I’m not saying the statement is right or wrong. It could be interpreted to be misleading because their was no direct government assistance for Ford, or interpreted as accurate because someone believes Ford benefited indirectly from the assistance to other automakers. Neither way is there anything provable as fact.

Which makes the context valuable. Now that we’re on the subject, I believe potential job losses at suppliers were cited as one of the reasons the bailout was necessary: a lot of companies beyond the two bailed-out automakers would have suffered.

Yes, you do.

I would think most things economic are difficult to prove beyond any reasonable doubt, due to the complexity of the free market. Does it make sense to hold anyone to such a standard and when they fail to meet it completely claim that they are “misleading” us? Naturally the President is going to put things in the best light for him politically, hopefully with plausible evidence existing to back up his claims. Whether he did that here is obviously for each of us to decide.

On another note, I see that Ford did in fact get assistance from the Obama administration, in a $250 million dollar loan through the Export Import Bank of the United States in August of 2010. Another piece of evidence, along with Simplicio’s link, to give Obama reason to tout his administrations efforts to help Ford, along with GM and Chrysler.

This is another example of the problems of “fact checking” articles. They often don’t check facts. Almost every one of these is along the lines of “the facts are true, but the statement is misleading”. That is not fact-checking, that is argument.

Fact-checking should be reserved for factual statements and argument should be saved for the editorial pages.

Another problem with the Washington Post fact-check is that that with live events, they “do not award Pinocchio rankings.” Now I ask you, what good is a fact-check article without Pinocchio rankings?!?

I think a decent overall opinion of the SOTU can be formed by reading each portion they dissected. I like pinocchios too (just for the laugh factor really. one or four doesnt matter, they make me giggle).

Overall, the SOTU speech was a sales job and little substance.

(btw, I’m watching Reagan SOTU speeches on youtube as I type. Huge difference in tone, fluidity, sincerity, responsibility, and SUBSTANCE.)

Again, the topic of this thread is fact-checking the speech and the GOP response, not the intelligence, “sales job” and comparisons to previous SOTU addresses.

This one is a pretty straightforward lie -

You can’t pay down debt with borrowed money. Either Obama knows that, and is lying, or doesn’t know it, and is an idiot.

I suspect he doesn’t know it - he appears to think borrowed money can fix every other problem.

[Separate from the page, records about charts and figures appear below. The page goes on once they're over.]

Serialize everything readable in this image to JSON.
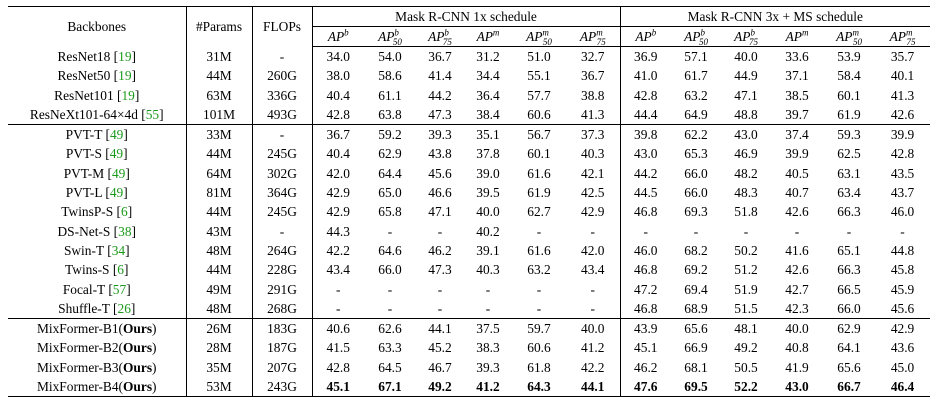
{
  "columns": {
    "backbone": "Backbones",
    "params": "#Params",
    "flops": "FLOPs",
    "group1": "Mask R-CNN 1x schedule",
    "group2": "Mask R-CNN 3x + MS schedule",
    "metrics": [
      {
        "base": "AP",
        "sup": "b",
        "sub": ""
      },
      {
        "base": "AP",
        "sup": "b",
        "sub": "50"
      },
      {
        "base": "AP",
        "sup": "b",
        "sub": "75"
      },
      {
        "base": "AP",
        "sup": "m",
        "sub": ""
      },
      {
        "base": "AP",
        "sup": "m",
        "sub": "50"
      },
      {
        "base": "AP",
        "sup": "m",
        "sub": "75"
      }
    ]
  },
  "groups": [
    {
      "rows": [
        {
          "name": "ResNet18",
          "cite": "19",
          "params": "31M",
          "flops": "-",
          "v": [
            "34.0",
            "54.0",
            "36.7",
            "31.2",
            "51.0",
            "32.7",
            "36.9",
            "57.1",
            "40.0",
            "33.6",
            "53.9",
            "35.7"
          ]
        },
        {
          "name": "ResNet50",
          "cite": "19",
          "params": "44M",
          "flops": "260G",
          "v": [
            "38.0",
            "58.6",
            "41.4",
            "34.4",
            "55.1",
            "36.7",
            "41.0",
            "61.7",
            "44.9",
            "37.1",
            "58.4",
            "40.1"
          ]
        },
        {
          "name": "ResNet101",
          "cite": "19",
          "params": "63M",
          "flops": "336G",
          "v": [
            "40.4",
            "61.1",
            "44.2",
            "36.4",
            "57.7",
            "38.8",
            "42.8",
            "63.2",
            "47.1",
            "38.5",
            "60.1",
            "41.3"
          ]
        },
        {
          "name": "ResNeXt101-64×4d",
          "cite": "55",
          "params": "101M",
          "flops": "493G",
          "v": [
            "42.8",
            "63.8",
            "47.3",
            "38.4",
            "60.6",
            "41.3",
            "44.4",
            "64.9",
            "48.8",
            "39.7",
            "61.9",
            "42.6"
          ]
        }
      ]
    },
    {
      "rows": [
        {
          "name": "PVT-T",
          "cite": "49",
          "params": "33M",
          "flops": "-",
          "v": [
            "36.7",
            "59.2",
            "39.3",
            "35.1",
            "56.7",
            "37.3",
            "39.8",
            "62.2",
            "43.0",
            "37.4",
            "59.3",
            "39.9"
          ]
        },
        {
          "name": "PVT-S",
          "cite": "49",
          "params": "44M",
          "flops": "245G",
          "v": [
            "40.4",
            "62.9",
            "43.8",
            "37.8",
            "60.1",
            "40.3",
            "43.0",
            "65.3",
            "46.9",
            "39.9",
            "62.5",
            "42.8"
          ]
        },
        {
          "name": "PVT-M",
          "cite": "49",
          "params": "64M",
          "flops": "302G",
          "v": [
            "42.0",
            "64.4",
            "45.6",
            "39.0",
            "61.6",
            "42.1",
            "44.2",
            "66.0",
            "48.2",
            "40.5",
            "63.1",
            "43.5"
          ]
        },
        {
          "name": "PVT-L",
          "cite": "49",
          "params": "81M",
          "flops": "364G",
          "v": [
            "42.9",
            "65.0",
            "46.6",
            "39.5",
            "61.9",
            "42.5",
            "44.5",
            "66.0",
            "48.3",
            "40.7",
            "63.4",
            "43.7"
          ]
        },
        {
          "name": "TwinsP-S",
          "cite": "6",
          "params": "44M",
          "flops": "245G",
          "v": [
            "42.9",
            "65.8",
            "47.1",
            "40.0",
            "62.7",
            "42.9",
            "46.8",
            "69.3",
            "51.8",
            "42.6",
            "66.3",
            "46.0"
          ]
        },
        {
          "name": "DS-Net-S",
          "cite": "38",
          "params": "43M",
          "flops": "-",
          "v": [
            "44.3",
            "-",
            "-",
            "40.2",
            "-",
            "-",
            "-",
            "-",
            "-",
            "-",
            "-",
            "-"
          ]
        },
        {
          "name": "Swin-T",
          "cite": "34",
          "params": "48M",
          "flops": "264G",
          "v": [
            "42.2",
            "64.6",
            "46.2",
            "39.1",
            "61.6",
            "42.0",
            "46.0",
            "68.2",
            "50.2",
            "41.6",
            "65.1",
            "44.8"
          ]
        },
        {
          "name": "Twins-S",
          "cite": "6",
          "params": "44M",
          "flops": "228G",
          "v": [
            "43.4",
            "66.0",
            "47.3",
            "40.3",
            "63.2",
            "43.4",
            "46.8",
            "69.2",
            "51.2",
            "42.6",
            "66.3",
            "45.8"
          ]
        },
        {
          "name": "Focal-T",
          "cite": "57",
          "params": "49M",
          "flops": "291G",
          "v": [
            "-",
            "-",
            "-",
            "-",
            "-",
            "-",
            "47.2",
            "69.4",
            "51.9",
            "42.7",
            "66.5",
            "45.9"
          ]
        },
        {
          "name": "Shuffle-T",
          "cite": "26",
          "params": "48M",
          "flops": "268G",
          "v": [
            "-",
            "-",
            "-",
            "-",
            "-",
            "-",
            "46.8",
            "68.9",
            "51.5",
            "42.3",
            "66.0",
            "45.6"
          ]
        }
      ]
    },
    {
      "rows": [
        {
          "name": "MixFormer-B1",
          "ours": "Ours",
          "params": "26M",
          "flops": "183G",
          "v": [
            "40.6",
            "62.6",
            "44.1",
            "37.5",
            "59.7",
            "40.0",
            "43.9",
            "65.6",
            "48.1",
            "40.0",
            "62.9",
            "42.9"
          ],
          "bold": []
        },
        {
          "name": "MixFormer-B2",
          "ours": "Ours",
          "params": "28M",
          "flops": "187G",
          "v": [
            "41.5",
            "63.3",
            "45.2",
            "38.3",
            "60.6",
            "41.2",
            "45.1",
            "66.9",
            "49.2",
            "40.8",
            "64.1",
            "43.6"
          ],
          "bold": []
        },
        {
          "name": "MixFormer-B3",
          "ours": "Ours",
          "params": "35M",
          "flops": "207G",
          "v": [
            "42.8",
            "64.5",
            "46.7",
            "39.3",
            "61.8",
            "42.2",
            "46.2",
            "68.1",
            "50.5",
            "41.9",
            "65.6",
            "45.0"
          ],
          "bold": []
        },
        {
          "name": "MixFormer-B4",
          "ours": "Ours",
          "params": "53M",
          "flops": "243G",
          "v": [
            "45.1",
            "67.1",
            "49.2",
            "41.2",
            "64.3",
            "44.1",
            "47.6",
            "69.5",
            "52.2",
            "43.0",
            "66.7",
            "46.4"
          ],
          "bold": [
            0,
            1,
            2,
            3,
            4,
            5,
            6,
            7,
            8,
            9,
            10,
            11
          ]
        }
      ]
    }
  ]
}
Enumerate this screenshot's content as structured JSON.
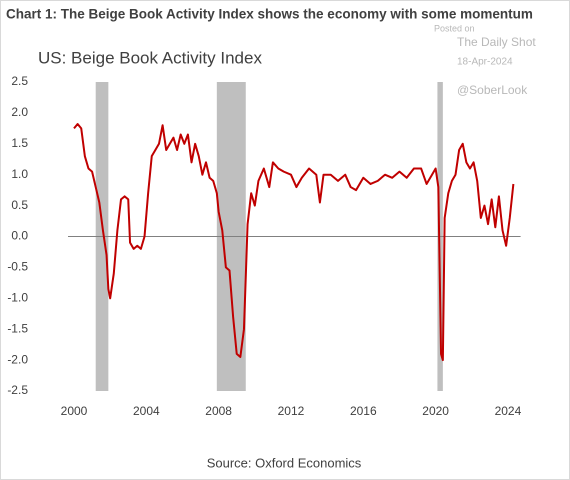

He also appears to believe the invasion of Iraq made the US safer and more respected, or at least is trying to imply that. Don’t know whether to rate that as a lie or not - I don’t think he really believes it, but he is trying to have it both ways.

This is sort of the opposite - it is a clearly false statement, and he should know better, but maybe he is just being dumb and not deceptive -

I don’t call it common sense, I call it ridiculously stupid. Buffett pays hugely more taxes than his secretary. If he meant tax rates, he should have said tax rates - this is a prepared speech, with a Teleprompter and everything.